Оттого и вяли цветы измятые, торопливо втоптанные в крыльцо, оттого и руки в карманах прятали, желтой перепачканные пыльцой.
Лето разлиновано по линеечке, клонится подсолнухом голова, а из головы выпадают семечки, черные и гладкие, как слова.
Я буду жасмин,
буду дрожь под твоей рукой,
я буду такой,
какую навеет ветер,
из темных глубин
поднявшийся над рекой,
в рассветный покой
рассыпавший свет соцветий.
Дыши-не дыши,
только запах запоминай…
Когда Адонай
лучами разрежет воду,
в глубины души
беспамятство окунай,
меняй имена
дыханию дня в угоду.
Поёт ли трава —
кто услышит траву на звук,
из шепотов двух
один различи, попробуй.
Не тешат слова,
не имя ласкает слух —
жасминовый дух
щекотно течет по нёбу.
выбери дерево, вокруг которого нарисуем
тень —
мне все равно, под каким из них пережить
этот день,
под каким из них переспать эту ночь,
переждать до утра,
когда к обессиленным листьям вернутся
ветра,
когда потухнет жара.
выбери реку, которая воды несет в океан,
выбери воду любую – озеро, пруд,
городской фонтан,
мне все равно, в какую из них входить
и в который раз,
лишь бы вода была холодна, утешая нас,
лишь бы сама не зажглась.
выбери день недели, когда будет время
смотреть наверх —
вторник, среда или, как всегда, после
дождя в четверг,
пока будет дождь деревья в землю вбивать,
лить из ведра,
пока мы не станем гадать, голову вверх
задрав,
когда вернется жара.
И выдохнула слово тихое,
ни гнева, ни обиды в нем,
ни соразмерности с шумихою
дверей, захлопнувшихся в дом.
Но окна плотно занавешены,
никто теперь не разберёт
ни силуэт любимой женщины,
ни рук её напевный взлёт.
Дожди взялись за настоящее,
едва о прошлом загрустив,
и это слово шелестящее
поют на простенький мотив,
вбивают капли в подоконники,
полощут чистое белье,
и головой качают слоники
на полке в комнате её.
Он списывает эти шорохи
на складки мокрого плаща,
не различая в общем ворохе
произнесённого "прощай"
Так заглядишься в глубокую черную воду,
словно глазами ощупать пытаешься дно,
словно мучительно ищешь слова перевода
с рыбьего на человечий, понятный,
родной.
Так намолчишься, намаешься этим
молчаньем,
словно оно тяжелее гнетущей вины
всех мастериц виноватого взора и камнем
тянет ко дну, где такие же камни видны.
Где намывает теченьем песок, укрывая
бледных утопленниц, канувших в воду
без слов,
в мертвой воде без следа растворилась
живая —
не остается на смерти от жизни следов.
Ближе и ближе к воде наклоняясь
бездвижной,
словно расслышать пытаясь ее немоту,
так и нырнешь, только охнуть успеешь
неслышно,
только ладонь поднесешь
к удивленному рту.
Тропинка до щучьего озера
Ночь жасминового цвета, запах лета, вкус греха —
позднеспелого ранета, не поспевшего пока,
ночь прохладная легка, речь не связана запретом…

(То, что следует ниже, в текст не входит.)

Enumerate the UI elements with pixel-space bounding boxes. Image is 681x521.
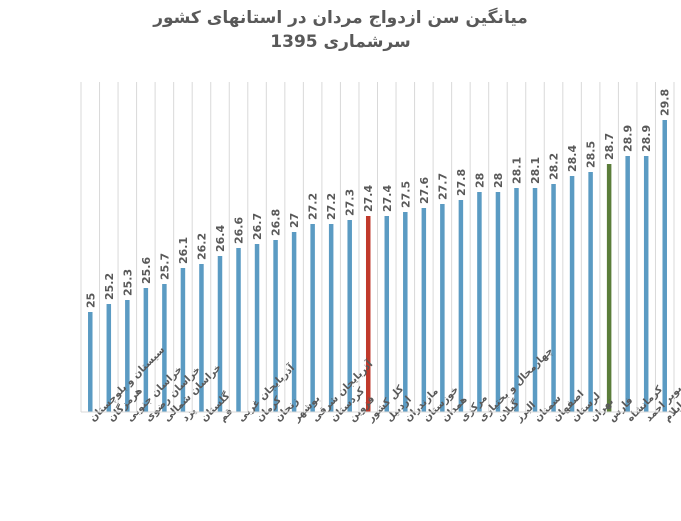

Вяжет зеленью незрелой развязавшийся язык,
сосен розовое тело зябнет в ниточках росы,
и в предчувствии грозы куст кивает веткой белой.
Совпаденья и созвучья, каждый выдох невесом,
озеро темнеет Щучье, до него идти пешком,
возвращаться – босиком, наколов ступни о сучья.

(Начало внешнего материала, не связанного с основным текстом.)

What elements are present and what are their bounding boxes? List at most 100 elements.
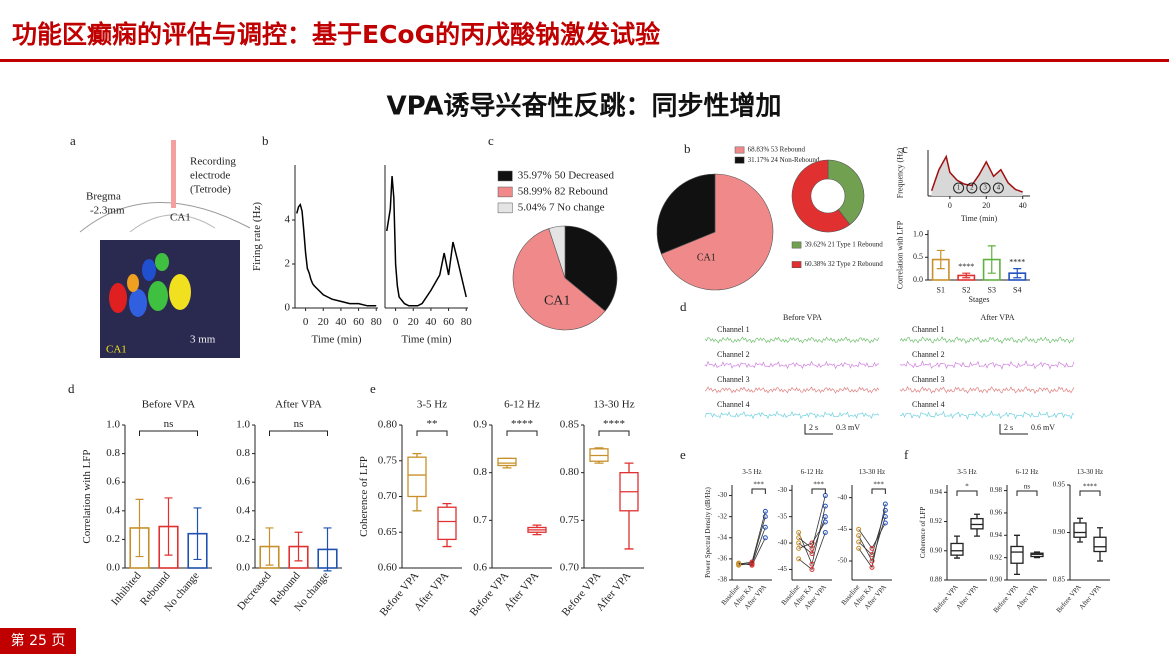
x-tick-label: 20 [982,201,990,210]
figure-panel: 39.62% 21 Type 1 Rebound 60.38% 32 Type 2… [791,159,883,268]
plot-title: 3-5 Hz [957,468,976,476]
sig-bracket [751,488,766,494]
figure-panel: a Recording electrode (Tetrode) Bregma -2.3mm… [70,133,251,358]
cell-blob [129,289,147,317]
x-axis-label: Time (min) [961,214,998,223]
subject-point [869,564,875,570]
x-tick-label: 0 [393,316,399,328]
error-bar [265,527,274,566]
y-tick-label: 0.6 [236,476,250,488]
error-bar [962,272,971,279]
panel-label: a [70,133,76,148]
x-tick-label: 40 [1019,201,1027,210]
y-tick-label: 0.0 [106,562,120,574]
box [950,542,964,556]
y-axis-label: Frequency (Hz) [896,147,905,198]
cell-blob [109,283,127,313]
y-tick-label: 0.4 [236,504,250,516]
schematic-text: CA1 [170,212,191,224]
pie-center-label: CA1 [544,294,570,309]
y-tick-label: 0.88 [930,576,943,584]
y-tick-label: 0.6 [106,476,120,488]
channel-label: Channel 1 [912,325,945,334]
subject-point [856,533,862,539]
y-axis-label: Coherence of LFP [358,456,370,537]
sig-bracket [956,490,978,496]
subject-point [796,530,802,535]
error-bar [294,531,303,562]
y-tick-label: -45 [778,565,788,573]
stage-label: 3 [983,184,987,192]
y-tick-label: 0.7 [473,514,487,526]
box [1093,536,1107,553]
pie-slice [564,225,618,312]
stage-marker [966,182,978,194]
subject-line [798,532,826,571]
subject-point [749,562,755,568]
subject-point [736,561,742,567]
legend-swatch [497,202,513,214]
x-tick-label: S1 [937,286,945,295]
x-tick-label: 0 [303,316,309,328]
subject-point [809,545,815,551]
stage-label: 1 [957,184,961,192]
y-tick-label: -30 [718,491,728,499]
cell-blob [142,259,156,281]
x-tick-label: 60 [353,316,365,328]
subject-point [822,530,828,535]
sig-label: **** [511,418,533,430]
y-tick-label: -40 [778,539,788,547]
panel-label: d [68,381,75,396]
y-tick-label: 1.0 [236,419,250,431]
trace [386,175,467,307]
x-tick-label: 40 [425,316,437,328]
sig-label: **** [603,418,625,430]
y-tick-label: 1.0 [913,229,923,238]
y-tick-label: 0.9 [473,419,487,431]
y-tick-label: 0 [285,302,291,314]
y-tick-label: 1.0 [106,419,120,431]
x-tick-label: 40 [335,316,347,328]
y-tick-label: 2 [285,258,291,270]
subject-point [809,551,815,557]
panel-label: f [904,447,909,462]
figure-panel: 0 20 40 60 80 Time (min) [384,165,472,345]
subject-point [856,545,862,551]
channel-label: Channel 1 [717,325,750,334]
y-tick-label: -32 [718,512,728,520]
x-axis-label: Time (min) [311,333,361,345]
panel-label: b [262,133,269,148]
y-tick-label: 0.2 [106,533,120,545]
x-tick-label: S2 [962,286,970,295]
subject-point [856,539,862,545]
schematic-text: Bregma [86,191,121,203]
schematic-text: CA1 [106,344,127,356]
error-bar [135,498,144,558]
plot-title: After VPA [275,399,322,411]
subject-point [796,540,802,546]
subject-point [749,559,755,565]
header-rule [0,59,1169,62]
panel-label: c [902,141,908,156]
box [1073,522,1087,538]
page-number: 第 25 页 [11,632,66,649]
slide-title: VPA诱导兴奋性反跳：同步性增加 [387,91,782,122]
legend-label: 68.83% 53 Rebound [748,146,806,154]
y-tick-label: 0.85 [1053,576,1066,584]
sig-label: ns [294,418,304,430]
subject-line [798,521,826,549]
scale-bar [804,424,833,435]
eeg-trace [704,336,880,344]
legend-swatch [497,186,513,198]
x-tick-label: S3 [988,286,996,295]
y-tick-label: 0.75 [378,454,398,466]
y-tick-label: 0.90 [930,546,943,554]
y-axis-label: Coherence of LFP [919,507,927,558]
y-tick-label: 0.70 [560,562,580,574]
eeg-trace [704,386,880,394]
box [437,506,457,541]
subject-point [809,566,815,572]
y-tick-label: 0.98 [990,486,1003,494]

Возвращаться… сладкий, клейкий, темный лист сорвать
с куста,
сесть на каменной скамейке возле черного креста,
этот куст перелистать, листья – ржавые копейки.
Разжимает руки лето – листья смятые в руках,
размышления поэта, божий свет и божий страх,
цвет жасмина в волосах, ночь жасминового цвета.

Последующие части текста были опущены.